As residents moved in, they created an everyday life with a twist. There
was Sunday School, but in Liberal people listened to lectures about
science followed by concerts and music. Sunday School often concluded
with chemistry experiments for the kids.
Evenings were reserved for debates and speeches at the Universal Mental
Liberty Hall. Evolution vs. creationism was a favorite, but most any
topic could be heard.
As news spread about Liberal, Christians came to convert the town.
Walser tried to keep them out by posting his followers at the Liberal
train station to tell passengers that if they were Christians they were
not welcome, according to an 1896 article in The Kansas City Star.

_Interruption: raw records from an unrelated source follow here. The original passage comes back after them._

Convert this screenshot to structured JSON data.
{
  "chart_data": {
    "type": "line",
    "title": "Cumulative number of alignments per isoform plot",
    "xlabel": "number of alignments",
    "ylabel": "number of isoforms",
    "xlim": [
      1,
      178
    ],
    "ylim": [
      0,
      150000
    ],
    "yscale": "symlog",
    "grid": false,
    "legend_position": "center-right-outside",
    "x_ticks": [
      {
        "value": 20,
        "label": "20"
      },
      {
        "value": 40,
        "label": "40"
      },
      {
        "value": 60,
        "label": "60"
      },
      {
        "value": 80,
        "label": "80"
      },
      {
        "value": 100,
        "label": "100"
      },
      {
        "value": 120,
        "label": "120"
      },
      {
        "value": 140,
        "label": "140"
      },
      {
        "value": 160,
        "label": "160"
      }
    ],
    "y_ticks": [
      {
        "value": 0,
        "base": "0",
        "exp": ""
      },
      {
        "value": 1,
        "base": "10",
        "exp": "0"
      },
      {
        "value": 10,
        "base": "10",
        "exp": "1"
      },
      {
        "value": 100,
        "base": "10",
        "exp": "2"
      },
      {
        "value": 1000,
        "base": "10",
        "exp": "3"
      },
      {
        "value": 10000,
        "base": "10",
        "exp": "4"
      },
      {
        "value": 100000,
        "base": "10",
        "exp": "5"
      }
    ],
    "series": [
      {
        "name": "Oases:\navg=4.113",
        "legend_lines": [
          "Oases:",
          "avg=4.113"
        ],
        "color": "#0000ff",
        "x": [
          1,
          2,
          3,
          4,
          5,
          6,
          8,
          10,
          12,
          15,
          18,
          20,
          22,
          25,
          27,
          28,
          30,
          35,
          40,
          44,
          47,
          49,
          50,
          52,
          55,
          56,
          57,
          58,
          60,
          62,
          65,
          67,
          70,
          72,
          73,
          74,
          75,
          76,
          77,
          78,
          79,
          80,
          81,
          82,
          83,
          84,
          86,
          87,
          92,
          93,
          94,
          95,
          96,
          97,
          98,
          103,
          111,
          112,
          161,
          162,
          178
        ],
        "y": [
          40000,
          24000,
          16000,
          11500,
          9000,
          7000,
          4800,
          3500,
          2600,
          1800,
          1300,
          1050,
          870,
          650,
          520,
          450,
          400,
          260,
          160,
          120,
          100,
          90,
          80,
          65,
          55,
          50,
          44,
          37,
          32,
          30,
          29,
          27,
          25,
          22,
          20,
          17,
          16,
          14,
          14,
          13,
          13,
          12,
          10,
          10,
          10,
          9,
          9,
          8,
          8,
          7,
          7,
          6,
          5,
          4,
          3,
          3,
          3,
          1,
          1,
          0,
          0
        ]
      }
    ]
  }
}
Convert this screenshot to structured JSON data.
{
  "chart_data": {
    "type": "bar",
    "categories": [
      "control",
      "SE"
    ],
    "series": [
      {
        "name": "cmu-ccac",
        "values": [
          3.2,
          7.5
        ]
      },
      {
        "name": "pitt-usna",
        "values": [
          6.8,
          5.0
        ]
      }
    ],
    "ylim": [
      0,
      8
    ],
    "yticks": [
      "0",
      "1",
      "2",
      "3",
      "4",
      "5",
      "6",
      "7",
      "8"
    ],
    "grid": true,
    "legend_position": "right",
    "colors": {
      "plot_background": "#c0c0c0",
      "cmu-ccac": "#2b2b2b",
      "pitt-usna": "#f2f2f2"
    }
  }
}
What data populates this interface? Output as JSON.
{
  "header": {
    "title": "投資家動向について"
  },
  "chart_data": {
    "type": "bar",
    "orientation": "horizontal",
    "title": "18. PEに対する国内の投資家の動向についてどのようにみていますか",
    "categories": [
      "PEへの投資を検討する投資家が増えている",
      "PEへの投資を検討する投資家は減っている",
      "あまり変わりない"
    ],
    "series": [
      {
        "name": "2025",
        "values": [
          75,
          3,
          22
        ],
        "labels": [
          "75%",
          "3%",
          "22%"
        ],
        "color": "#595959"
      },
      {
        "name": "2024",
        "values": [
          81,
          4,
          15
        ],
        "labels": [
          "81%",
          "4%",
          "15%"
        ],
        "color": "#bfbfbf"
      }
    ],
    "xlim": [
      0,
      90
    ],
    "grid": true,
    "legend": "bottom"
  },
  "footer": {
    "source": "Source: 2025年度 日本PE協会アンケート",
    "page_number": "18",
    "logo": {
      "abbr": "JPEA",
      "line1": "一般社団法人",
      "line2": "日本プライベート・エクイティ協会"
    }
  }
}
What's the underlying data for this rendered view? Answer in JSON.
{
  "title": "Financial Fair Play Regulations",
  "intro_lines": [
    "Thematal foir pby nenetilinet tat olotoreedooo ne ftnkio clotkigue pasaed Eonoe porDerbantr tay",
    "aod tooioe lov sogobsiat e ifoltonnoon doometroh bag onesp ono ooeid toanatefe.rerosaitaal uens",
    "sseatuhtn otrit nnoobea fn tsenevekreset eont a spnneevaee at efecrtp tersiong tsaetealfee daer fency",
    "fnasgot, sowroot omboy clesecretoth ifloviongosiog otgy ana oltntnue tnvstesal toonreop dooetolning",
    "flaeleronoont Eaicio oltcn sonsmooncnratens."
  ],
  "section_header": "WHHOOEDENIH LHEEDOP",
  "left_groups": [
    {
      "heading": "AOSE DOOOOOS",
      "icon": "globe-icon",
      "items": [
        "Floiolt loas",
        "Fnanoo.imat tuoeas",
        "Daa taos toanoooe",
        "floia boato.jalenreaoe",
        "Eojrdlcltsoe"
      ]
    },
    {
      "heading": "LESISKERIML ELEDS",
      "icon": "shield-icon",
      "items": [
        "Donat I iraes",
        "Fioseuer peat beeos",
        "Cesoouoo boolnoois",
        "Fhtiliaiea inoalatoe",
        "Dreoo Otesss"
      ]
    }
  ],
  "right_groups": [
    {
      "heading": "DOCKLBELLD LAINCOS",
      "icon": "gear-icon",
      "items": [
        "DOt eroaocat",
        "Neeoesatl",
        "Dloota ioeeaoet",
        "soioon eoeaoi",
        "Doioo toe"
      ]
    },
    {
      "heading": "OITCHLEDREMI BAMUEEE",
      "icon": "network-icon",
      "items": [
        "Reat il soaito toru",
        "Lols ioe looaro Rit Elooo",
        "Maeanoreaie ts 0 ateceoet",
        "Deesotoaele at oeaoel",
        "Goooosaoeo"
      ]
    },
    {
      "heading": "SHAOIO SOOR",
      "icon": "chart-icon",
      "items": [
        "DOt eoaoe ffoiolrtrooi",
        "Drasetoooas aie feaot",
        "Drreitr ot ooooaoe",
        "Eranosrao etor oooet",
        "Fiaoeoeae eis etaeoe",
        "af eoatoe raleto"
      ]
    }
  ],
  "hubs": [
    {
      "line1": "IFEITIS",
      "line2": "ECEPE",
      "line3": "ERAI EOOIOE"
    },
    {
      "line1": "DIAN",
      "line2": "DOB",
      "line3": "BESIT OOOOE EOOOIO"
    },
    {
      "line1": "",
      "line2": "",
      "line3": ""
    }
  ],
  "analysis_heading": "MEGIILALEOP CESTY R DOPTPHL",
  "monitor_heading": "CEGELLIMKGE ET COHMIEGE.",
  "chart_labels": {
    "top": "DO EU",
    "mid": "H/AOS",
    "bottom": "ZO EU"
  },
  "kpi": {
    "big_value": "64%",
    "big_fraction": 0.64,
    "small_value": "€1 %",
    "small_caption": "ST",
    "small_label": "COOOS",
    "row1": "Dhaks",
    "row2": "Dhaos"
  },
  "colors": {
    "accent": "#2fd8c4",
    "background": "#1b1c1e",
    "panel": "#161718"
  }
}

They came anyway. Some Christians quietly bought homes and began holding
religious services. Walser would interrupt them and even put a stop to
it after he proved to a court that the services were being held on
properties he still partly owned.
The Christians then bought land next to Liberal and moved more than a
dozen houses there from Liberal. The last building had a sign attached
that said: "And the Lord said: Get thee out of Sodom." Walser then built a barbed wire fence to keep them out of Liberal. It
was time to fulfill the original aim of the town to "enjoy the full
benefits of free American citizens without having some self-appointed
bigot dictate to us what we should think."
But in the end, Walser's dream was unfulfilled. Liberal was based on
free thought, and that naturally bred dissension. Eventually, Walser
seemed to lose interest. He even sold his beloved Universal Mental
Liberty Hall to the Methodist Church.
Today, there are few surviving artifacts of the Walser era.
Liberal still uses the cemetery he designed. It's shaped like a wagon
wheel, with the grave stones facing the center where Walser was to be
buried. The story passed down is that if there was a resurrection,
Walser wanted to be sure his followers saw him first.
Walser ended up, however, being buried in Lamar.
Artifacts like the Universal Mental Liberty Hall and other buildings
associated with Walser are gone. Free Thought University and the orphans
home were closed down long ago.
Today, like other small towns, Liberal can be slow in accepting
newcomers. But the debate and divisions about the existence of God have
long disappeared.
"There isn't any of that animosity," said Gene Curless, a resident.
Instead, there are the seven churches - all Christian, about one for
every 100 residents - proof that religion triumphed despite Walser's
attempts to keep it out.
"It is winning," said the Rev. Phil Abbott, minister of the Christian
Church in Liberal.
Walser probably would not be surprised at how things turned out.
When he died in May 1910, the funeral was held at his home and there
were remembrances and music.
Then there were excerpts read from a book titled The Life and Teachings
of Jesus. It was published in 1909, and the author was Walser.
He was, he wrote, a converted infidel. By surviving accounts, he didn't
try to push his new beliefs on others. But he did write the book, a
remarkable document from someone who once said that Christianity and the
Bible were the crude reasoning of primitive man.
He had searched for hope during his life through materialism, atheism,
agnosticism and spiritualism but had found none. Walser wrote in the
book that he had "wandered in the desert of disbelief, waded in the
river of doubt, and in the sands of desolation."
But near the end of his life he found hope. Jesus was the son of God,
Walser concluded, and the Holy Ghost was the infinite spirit of our
maker.
"We should study the chart which Jesus has given us," Walser said.